L’asile vaut davantage qu’un bras de fer

Simonetta Sommaruga a tout juste: la ministre de justice et police veut révolutionner la politique d’asile en Suisse en accélérant les procédures. Son projet en cours d’élaboration a déjà reçu le soutien unanime des ministres cantonaux en charge de cette problématique si sensible. La création de centres de la Confédération permettra, tout en assurant la sécurité juridique, de réduire la durée de traitement des demandes à 100, voire 140 jours.

Cette rapidité des décisions est la garantie que les drames humains à répétition ne se reproduiront plus. Personne ne veut revivre les expulsions, après 3 ou 4 ans d’attente, de familles intégrées et dont les enfants sont scolarisés. L’affaire des 523 dans le canton de Vaud au mitan des années 2000 est encore dans tous les esprits en Suisse romande. Et depuis lors la mobilisation des différentes associations, comme «En 4 ans on prend racines», aux quatre coins de la Suisse n’ont cessé de susciter émotion et controverse.

Un oui le 9 juin ne résout aucun des maux avérés et reprochés à l’asile. Le résultat sera sans effet aucun sur les abus et la criminalité des requérants.

Aucun parti ne semble intéressé à une solution réelle dans le domaine de l'asile.

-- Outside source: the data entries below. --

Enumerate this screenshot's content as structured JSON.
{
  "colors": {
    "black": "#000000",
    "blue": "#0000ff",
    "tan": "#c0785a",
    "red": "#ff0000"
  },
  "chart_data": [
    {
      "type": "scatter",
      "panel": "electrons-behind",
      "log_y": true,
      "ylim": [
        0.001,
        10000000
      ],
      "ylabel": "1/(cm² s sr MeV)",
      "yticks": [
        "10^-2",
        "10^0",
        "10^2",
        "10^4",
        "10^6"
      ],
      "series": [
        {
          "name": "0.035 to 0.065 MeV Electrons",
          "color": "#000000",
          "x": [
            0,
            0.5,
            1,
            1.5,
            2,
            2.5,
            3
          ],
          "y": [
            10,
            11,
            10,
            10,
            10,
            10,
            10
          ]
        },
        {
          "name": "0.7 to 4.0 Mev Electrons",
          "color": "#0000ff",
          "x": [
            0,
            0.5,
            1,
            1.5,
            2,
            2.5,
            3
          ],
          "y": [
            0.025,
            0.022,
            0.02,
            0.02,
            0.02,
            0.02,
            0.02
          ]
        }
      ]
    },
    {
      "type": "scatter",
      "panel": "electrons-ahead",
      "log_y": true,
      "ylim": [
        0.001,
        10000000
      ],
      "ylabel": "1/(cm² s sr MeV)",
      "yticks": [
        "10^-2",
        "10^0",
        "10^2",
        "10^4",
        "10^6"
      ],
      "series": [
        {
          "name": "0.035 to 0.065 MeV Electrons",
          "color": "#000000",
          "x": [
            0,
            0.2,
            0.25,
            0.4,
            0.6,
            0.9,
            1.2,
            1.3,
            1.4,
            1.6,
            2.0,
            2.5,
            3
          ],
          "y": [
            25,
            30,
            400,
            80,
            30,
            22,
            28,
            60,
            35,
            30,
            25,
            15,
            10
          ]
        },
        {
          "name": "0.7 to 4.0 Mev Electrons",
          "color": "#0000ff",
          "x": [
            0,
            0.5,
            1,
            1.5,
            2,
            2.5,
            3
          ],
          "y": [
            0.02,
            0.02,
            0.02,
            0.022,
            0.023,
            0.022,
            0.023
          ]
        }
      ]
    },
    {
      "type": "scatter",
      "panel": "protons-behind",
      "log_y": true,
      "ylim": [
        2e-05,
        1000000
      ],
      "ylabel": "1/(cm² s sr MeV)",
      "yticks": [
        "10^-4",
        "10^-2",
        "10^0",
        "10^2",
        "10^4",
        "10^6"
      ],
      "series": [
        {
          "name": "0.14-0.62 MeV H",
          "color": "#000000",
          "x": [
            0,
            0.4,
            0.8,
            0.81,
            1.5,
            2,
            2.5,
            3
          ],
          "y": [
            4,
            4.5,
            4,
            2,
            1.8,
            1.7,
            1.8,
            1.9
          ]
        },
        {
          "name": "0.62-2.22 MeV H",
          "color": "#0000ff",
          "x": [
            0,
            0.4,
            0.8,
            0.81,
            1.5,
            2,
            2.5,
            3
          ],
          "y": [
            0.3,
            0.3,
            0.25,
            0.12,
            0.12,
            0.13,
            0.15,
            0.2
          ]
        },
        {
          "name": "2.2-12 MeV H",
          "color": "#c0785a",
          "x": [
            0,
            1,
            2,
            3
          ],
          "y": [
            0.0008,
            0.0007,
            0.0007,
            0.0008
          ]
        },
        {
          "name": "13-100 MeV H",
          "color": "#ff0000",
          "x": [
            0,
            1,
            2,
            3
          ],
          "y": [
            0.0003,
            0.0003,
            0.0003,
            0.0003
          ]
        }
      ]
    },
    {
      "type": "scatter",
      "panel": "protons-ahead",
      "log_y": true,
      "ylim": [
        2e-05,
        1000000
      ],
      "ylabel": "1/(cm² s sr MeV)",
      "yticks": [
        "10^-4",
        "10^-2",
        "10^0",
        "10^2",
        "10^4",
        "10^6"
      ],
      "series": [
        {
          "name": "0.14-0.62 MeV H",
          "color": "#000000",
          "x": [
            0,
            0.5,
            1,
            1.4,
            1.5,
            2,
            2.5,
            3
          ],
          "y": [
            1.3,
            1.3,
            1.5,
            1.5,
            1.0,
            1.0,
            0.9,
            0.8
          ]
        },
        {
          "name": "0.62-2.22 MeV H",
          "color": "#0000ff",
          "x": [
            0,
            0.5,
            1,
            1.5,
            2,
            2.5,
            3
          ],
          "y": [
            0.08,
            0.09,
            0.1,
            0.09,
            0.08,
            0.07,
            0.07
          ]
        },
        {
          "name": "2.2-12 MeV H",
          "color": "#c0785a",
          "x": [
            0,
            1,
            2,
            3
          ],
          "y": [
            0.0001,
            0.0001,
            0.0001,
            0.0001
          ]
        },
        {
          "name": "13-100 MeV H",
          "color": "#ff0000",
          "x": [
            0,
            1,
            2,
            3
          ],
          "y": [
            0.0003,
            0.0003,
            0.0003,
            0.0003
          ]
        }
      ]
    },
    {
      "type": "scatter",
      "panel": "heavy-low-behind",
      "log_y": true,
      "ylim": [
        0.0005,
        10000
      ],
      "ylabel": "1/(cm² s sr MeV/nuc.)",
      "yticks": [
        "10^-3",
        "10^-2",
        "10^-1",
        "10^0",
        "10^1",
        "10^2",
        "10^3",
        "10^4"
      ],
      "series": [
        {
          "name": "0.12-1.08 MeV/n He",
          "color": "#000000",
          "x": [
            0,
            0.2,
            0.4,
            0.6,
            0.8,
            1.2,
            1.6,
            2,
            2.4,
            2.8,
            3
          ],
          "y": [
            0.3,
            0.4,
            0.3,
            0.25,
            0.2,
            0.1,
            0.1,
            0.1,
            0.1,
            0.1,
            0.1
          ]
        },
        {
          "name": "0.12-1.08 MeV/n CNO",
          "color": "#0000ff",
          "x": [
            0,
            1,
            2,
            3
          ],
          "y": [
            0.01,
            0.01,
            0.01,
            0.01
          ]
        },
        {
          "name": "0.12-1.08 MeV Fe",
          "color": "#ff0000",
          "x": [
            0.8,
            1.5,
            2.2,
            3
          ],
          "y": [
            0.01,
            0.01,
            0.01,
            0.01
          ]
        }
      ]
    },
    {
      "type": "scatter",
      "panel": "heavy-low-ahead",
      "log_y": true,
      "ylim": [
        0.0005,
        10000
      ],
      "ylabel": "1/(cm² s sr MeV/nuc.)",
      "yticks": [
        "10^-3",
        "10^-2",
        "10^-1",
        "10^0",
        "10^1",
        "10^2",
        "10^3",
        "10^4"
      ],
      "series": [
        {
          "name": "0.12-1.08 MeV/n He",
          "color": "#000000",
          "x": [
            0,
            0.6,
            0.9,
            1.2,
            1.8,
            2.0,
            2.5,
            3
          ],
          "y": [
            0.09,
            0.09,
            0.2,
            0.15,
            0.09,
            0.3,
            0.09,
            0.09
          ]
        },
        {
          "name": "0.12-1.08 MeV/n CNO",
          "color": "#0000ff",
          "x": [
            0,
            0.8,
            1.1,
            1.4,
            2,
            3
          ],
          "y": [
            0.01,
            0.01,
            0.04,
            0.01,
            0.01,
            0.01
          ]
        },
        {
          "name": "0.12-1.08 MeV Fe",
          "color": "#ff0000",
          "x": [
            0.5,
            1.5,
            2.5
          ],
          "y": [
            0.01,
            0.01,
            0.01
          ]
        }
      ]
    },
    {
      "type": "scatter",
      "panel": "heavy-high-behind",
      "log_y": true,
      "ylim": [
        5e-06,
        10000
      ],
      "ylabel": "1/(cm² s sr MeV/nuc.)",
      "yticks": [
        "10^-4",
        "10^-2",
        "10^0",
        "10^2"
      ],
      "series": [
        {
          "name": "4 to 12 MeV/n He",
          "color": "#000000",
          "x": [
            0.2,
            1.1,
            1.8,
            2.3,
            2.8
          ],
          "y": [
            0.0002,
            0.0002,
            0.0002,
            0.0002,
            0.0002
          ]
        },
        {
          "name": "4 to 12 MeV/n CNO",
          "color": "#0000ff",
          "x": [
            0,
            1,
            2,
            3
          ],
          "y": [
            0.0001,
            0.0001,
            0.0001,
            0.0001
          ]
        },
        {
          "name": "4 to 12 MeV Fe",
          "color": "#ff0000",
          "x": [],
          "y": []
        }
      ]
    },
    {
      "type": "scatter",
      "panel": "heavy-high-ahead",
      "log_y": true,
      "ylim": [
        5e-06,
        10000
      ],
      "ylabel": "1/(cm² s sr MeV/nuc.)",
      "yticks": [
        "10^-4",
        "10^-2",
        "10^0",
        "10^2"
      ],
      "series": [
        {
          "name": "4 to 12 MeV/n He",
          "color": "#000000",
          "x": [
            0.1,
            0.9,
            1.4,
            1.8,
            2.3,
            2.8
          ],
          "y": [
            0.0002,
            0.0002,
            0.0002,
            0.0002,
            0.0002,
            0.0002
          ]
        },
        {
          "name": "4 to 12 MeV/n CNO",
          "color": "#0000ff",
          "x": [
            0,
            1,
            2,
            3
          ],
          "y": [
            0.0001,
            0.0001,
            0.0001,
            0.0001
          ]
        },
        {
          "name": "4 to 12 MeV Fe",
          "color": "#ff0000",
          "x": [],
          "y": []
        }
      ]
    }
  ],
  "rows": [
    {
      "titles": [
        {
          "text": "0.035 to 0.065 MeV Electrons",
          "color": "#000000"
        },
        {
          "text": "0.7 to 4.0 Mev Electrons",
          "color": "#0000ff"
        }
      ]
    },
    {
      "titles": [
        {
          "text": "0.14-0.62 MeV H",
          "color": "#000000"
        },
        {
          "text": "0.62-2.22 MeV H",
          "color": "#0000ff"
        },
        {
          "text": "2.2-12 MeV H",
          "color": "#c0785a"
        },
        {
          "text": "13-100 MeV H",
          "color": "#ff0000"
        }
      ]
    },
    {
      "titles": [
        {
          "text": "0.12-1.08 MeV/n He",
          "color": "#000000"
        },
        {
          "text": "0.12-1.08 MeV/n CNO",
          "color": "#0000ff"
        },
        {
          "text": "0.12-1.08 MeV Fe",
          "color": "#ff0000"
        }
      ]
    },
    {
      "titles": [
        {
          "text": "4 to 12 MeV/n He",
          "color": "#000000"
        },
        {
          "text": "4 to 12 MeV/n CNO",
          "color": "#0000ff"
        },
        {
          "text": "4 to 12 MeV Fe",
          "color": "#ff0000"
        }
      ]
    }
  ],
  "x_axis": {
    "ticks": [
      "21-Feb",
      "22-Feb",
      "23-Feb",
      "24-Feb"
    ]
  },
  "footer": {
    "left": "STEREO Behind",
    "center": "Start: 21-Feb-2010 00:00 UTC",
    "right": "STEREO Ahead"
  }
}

Ici un contrôle à l’entrée de logement pour requérant à Nottwil. (Image: Keystone/ Sigi Tschler)

Avec chaque fois, le même leitmotiv: quand le requérant n’est plus un chiffre statistique mais une personne connue, les communautés se mobilisent et s’indignent de ces lois scélérates qui ne distinguent pas le bon du mauvais requérant. Le parlement fédéral débattra, lui, prochainement de ce «projet Sommaruga» salué par une large majorité.

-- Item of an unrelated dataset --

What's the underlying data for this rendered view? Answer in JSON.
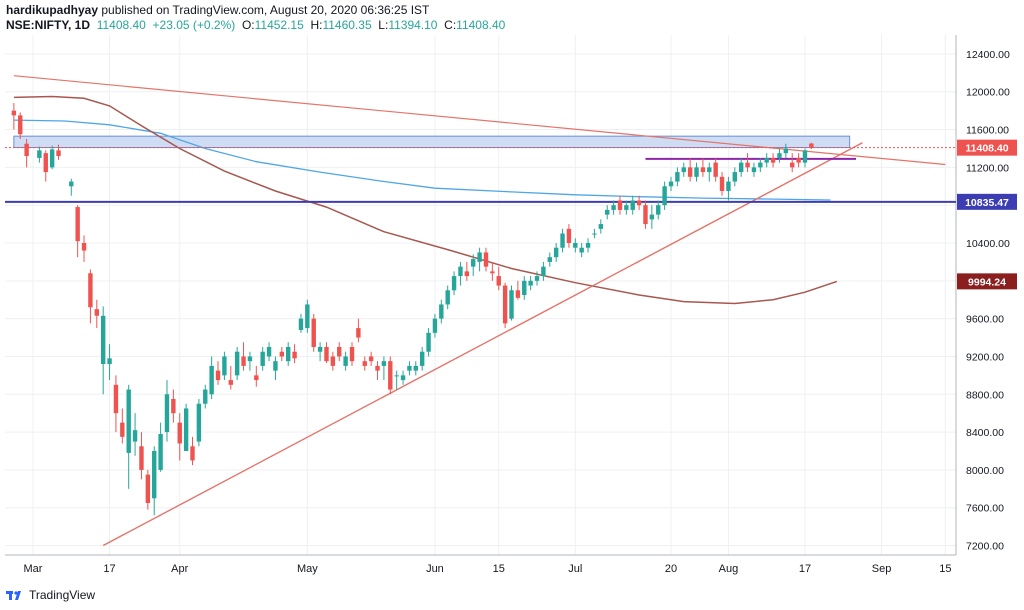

Mais nous n’en sommes pas là. L’objet de la votation du 9 juin est, lui, d’une autre nature. Il est le fruit d’une montée de testostérone de la droite parlementaire qui veut nous faire croire qu’il y a urgence à agir. En résumé, PLR, Vert’Libéraux, PBD et PDC se sont mesurés à l’UDC. Histoire de montrer qu’eux aussi savaient bander les muscles. Du bras de fer plus que de la politique.

Il y a plus de calcul électoraliste que de fondement dans cette carte jouée sur les a priori de la population. Forcément: le peuple plébisciterait les mesures de durcissement. La gauche, PS en tête, l’estime aussi. Puisque ce sont les Jeunes verts qui ont forcé le référendum. Les directions du PS et des Verts préféraient détourner le regard que de mener une bataille difficile: c’est lâche!

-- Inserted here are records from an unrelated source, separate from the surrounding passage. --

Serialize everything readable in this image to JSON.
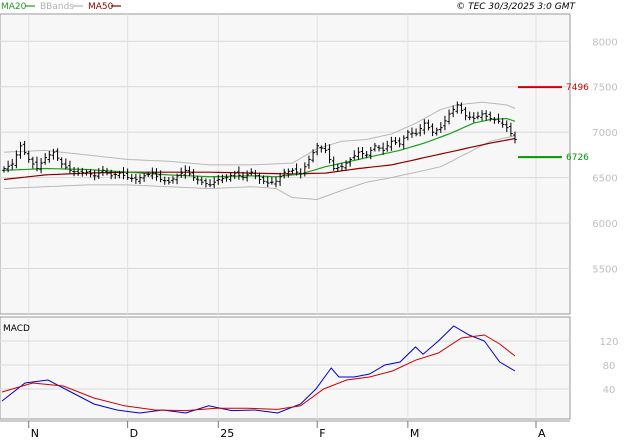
{
  "header": {
    "legend": [
      {
        "label": "MA20",
        "color": "#1aa01a"
      },
      {
        "label": "BBands",
        "color": "#b0b0b0"
      },
      {
        "label": "MA50",
        "color": "#8b0000"
      }
    ],
    "copyright": "© TEC 30/3/2025 3:0 GMT"
  },
  "chart_data": [
    {
      "type": "ohlc",
      "title": "",
      "indicators": [
        "MA20",
        "BBands",
        "MA50"
      ],
      "ylim": [
        5000,
        8300
      ],
      "yticks": [
        {
          "value": 8000,
          "label": "8000"
        },
        {
          "value": 7500,
          "label": "7500"
        },
        {
          "value": 7000,
          "label": "7000"
        },
        {
          "value": 6500,
          "label": "6500"
        },
        {
          "value": 6000,
          "label": "6000"
        },
        {
          "value": 5500,
          "label": "5500"
        }
      ],
      "x_ticks": [
        "N",
        "D",
        "25",
        "F",
        "M",
        "A"
      ],
      "levels": [
        {
          "value": 7496,
          "label": "7496",
          "color": "#cc0000"
        },
        {
          "value": 6726,
          "label": "6726",
          "color": "#009900"
        }
      ],
      "grid": true,
      "price_path": [
        [
          0,
          6600
        ],
        [
          2,
          6650
        ],
        [
          4,
          6850
        ],
        [
          6,
          6700
        ],
        [
          8,
          6600
        ],
        [
          10,
          6720
        ],
        [
          12,
          6780
        ],
        [
          14,
          6650
        ],
        [
          16,
          6580
        ],
        [
          18,
          6550
        ],
        [
          20,
          6560
        ],
        [
          22,
          6520
        ],
        [
          24,
          6580
        ],
        [
          26,
          6520
        ],
        [
          28,
          6550
        ],
        [
          30,
          6500
        ],
        [
          32,
          6480
        ],
        [
          34,
          6520
        ],
        [
          36,
          6550
        ],
        [
          38,
          6480
        ],
        [
          40,
          6450
        ],
        [
          42,
          6520
        ],
        [
          44,
          6580
        ],
        [
          46,
          6500
        ],
        [
          48,
          6450
        ],
        [
          50,
          6420
        ],
        [
          52,
          6480
        ],
        [
          54,
          6500
        ],
        [
          56,
          6550
        ],
        [
          58,
          6500
        ],
        [
          60,
          6560
        ],
        [
          62,
          6480
        ],
        [
          64,
          6440
        ],
        [
          66,
          6460
        ],
        [
          68,
          6560
        ],
        [
          70,
          6580
        ],
        [
          72,
          6540
        ],
        [
          74,
          6700
        ],
        [
          76,
          6850
        ],
        [
          78,
          6800
        ],
        [
          80,
          6600
        ],
        [
          82,
          6620
        ],
        [
          84,
          6700
        ],
        [
          86,
          6780
        ],
        [
          88,
          6750
        ],
        [
          90,
          6850
        ],
        [
          92,
          6800
        ],
        [
          94,
          6900
        ],
        [
          96,
          6870
        ],
        [
          98,
          7000
        ],
        [
          100,
          6980
        ],
        [
          102,
          7100
        ],
        [
          104,
          7000
        ],
        [
          106,
          7050
        ],
        [
          108,
          7200
        ],
        [
          110,
          7300
        ],
        [
          112,
          7180
        ],
        [
          114,
          7150
        ],
        [
          116,
          7200
        ],
        [
          118,
          7150
        ],
        [
          120,
          7120
        ],
        [
          122,
          7050
        ],
        [
          124,
          6920
        ]
      ],
      "ma20_path": [
        [
          0,
          6580
        ],
        [
          10,
          6600
        ],
        [
          20,
          6590
        ],
        [
          30,
          6560
        ],
        [
          40,
          6530
        ],
        [
          50,
          6510
        ],
        [
          60,
          6520
        ],
        [
          66,
          6510
        ],
        [
          72,
          6540
        ],
        [
          78,
          6620
        ],
        [
          84,
          6680
        ],
        [
          90,
          6740
        ],
        [
          96,
          6800
        ],
        [
          102,
          6880
        ],
        [
          108,
          6980
        ],
        [
          114,
          7100
        ],
        [
          118,
          7140
        ],
        [
          122,
          7150
        ],
        [
          124,
          7120
        ]
      ],
      "ma50_path": [
        [
          0,
          6480
        ],
        [
          10,
          6530
        ],
        [
          20,
          6550
        ],
        [
          30,
          6560
        ],
        [
          40,
          6560
        ],
        [
          50,
          6560
        ],
        [
          60,
          6550
        ],
        [
          70,
          6540
        ],
        [
          78,
          6550
        ],
        [
          86,
          6600
        ],
        [
          94,
          6640
        ],
        [
          100,
          6700
        ],
        [
          106,
          6760
        ],
        [
          112,
          6820
        ],
        [
          118,
          6880
        ],
        [
          124,
          6930
        ]
      ],
      "bb_upper_path": [
        [
          0,
          6780
        ],
        [
          10,
          6800
        ],
        [
          20,
          6750
        ],
        [
          30,
          6700
        ],
        [
          40,
          6680
        ],
        [
          50,
          6640
        ],
        [
          60,
          6640
        ],
        [
          70,
          6660
        ],
        [
          76,
          6820
        ],
        [
          82,
          6900
        ],
        [
          88,
          6920
        ],
        [
          94,
          6980
        ],
        [
          100,
          7100
        ],
        [
          106,
          7250
        ],
        [
          110,
          7300
        ],
        [
          116,
          7330
        ],
        [
          122,
          7300
        ],
        [
          124,
          7260
        ]
      ],
      "bb_lower_path": [
        [
          0,
          6380
        ],
        [
          10,
          6400
        ],
        [
          20,
          6420
        ],
        [
          30,
          6420
        ],
        [
          40,
          6400
        ],
        [
          50,
          6380
        ],
        [
          60,
          6400
        ],
        [
          66,
          6380
        ],
        [
          70,
          6280
        ],
        [
          76,
          6260
        ],
        [
          82,
          6360
        ],
        [
          88,
          6450
        ],
        [
          94,
          6500
        ],
        [
          100,
          6560
        ],
        [
          106,
          6620
        ],
        [
          112,
          6760
        ],
        [
          118,
          6900
        ],
        [
          124,
          6960
        ]
      ]
    },
    {
      "type": "line",
      "title": "MACD",
      "ylim": [
        -10,
        160
      ],
      "yticks": [
        {
          "value": 120,
          "label": "120"
        },
        {
          "value": 80,
          "label": "80"
        },
        {
          "value": 40,
          "label": "40"
        }
      ],
      "grid": true,
      "series": [
        {
          "color": "#0000cc",
          "points": [
            [
              0,
              20
            ],
            [
              6,
              50
            ],
            [
              12,
              55
            ],
            [
              18,
              35
            ],
            [
              24,
              15
            ],
            [
              30,
              5
            ],
            [
              36,
              0
            ],
            [
              42,
              5
            ],
            [
              48,
              0
            ],
            [
              54,
              12
            ],
            [
              60,
              4
            ],
            [
              66,
              5
            ],
            [
              72,
              0
            ],
            [
              78,
              15
            ],
            [
              82,
              40
            ],
            [
              86,
              75
            ],
            [
              88,
              60
            ],
            [
              92,
              60
            ],
            [
              96,
              65
            ],
            [
              100,
              80
            ],
            [
              104,
              85
            ],
            [
              108,
              110
            ],
            [
              110,
              98
            ],
            [
              114,
              120
            ],
            [
              118,
              145
            ],
            [
              122,
              130
            ],
            [
              126,
              120
            ],
            [
              130,
              85
            ],
            [
              134,
              70
            ]
          ]
        },
        {
          "color": "#cc0000",
          "points": [
            [
              0,
              35
            ],
            [
              8,
              50
            ],
            [
              16,
              45
            ],
            [
              24,
              25
            ],
            [
              32,
              12
            ],
            [
              40,
              5
            ],
            [
              48,
              4
            ],
            [
              56,
              8
            ],
            [
              64,
              8
            ],
            [
              72,
              6
            ],
            [
              78,
              12
            ],
            [
              84,
              40
            ],
            [
              90,
              55
            ],
            [
              96,
              60
            ],
            [
              102,
              70
            ],
            [
              108,
              88
            ],
            [
              114,
              100
            ],
            [
              120,
              125
            ],
            [
              126,
              130
            ],
            [
              130,
              115
            ],
            [
              134,
              95
            ]
          ]
        }
      ]
    }
  ]
}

Heureusement, la campagne s’anime avec la prise de position des églises contre la révision de la loi sur l’asile. Certains lui reprochent beaucoup de choses, mais en l’occurrence, elle émet un signal clair. Et courageux. Car elles risquent de déplaire à un certain nombre de leurs fidèles. Mais au moins, il n’y a pas de calcul et de stratégie cachée. Juste une prise de parole sincère sur ce qu’elles pensent être juste.

Avec collégialité, la ministre Simonetta Sommaruga défend ce paquet urgent de sept mesures qu’elle présente comme une première étape à sa vaste réforme. C’est un faux-semblant. Les cinq mesures non contestées faciliteront certes la mise en place du projet avenir, mais peuvent attendre d’être débattues avec le projet d’ensemble.

Et quand aux deux mesures qui font controverse – la suppression de la possibilité de demander l’asile dans les ambassades et la non-reconnaissance de la désertion comme motif d’asile – elles sont simplement inacceptables pour qui souhaite maintenir la tradition d’asile de la Suisse.

De plus, soyons clairs, un oui le 9 juin ne résout aucun des maux avérés et reprochés à l’asile. Le résultat sera sans effet aucun sur les abus et la criminalité des requérants. Pour ces derniers, le Code pénal appliqué avec rigueur suffit.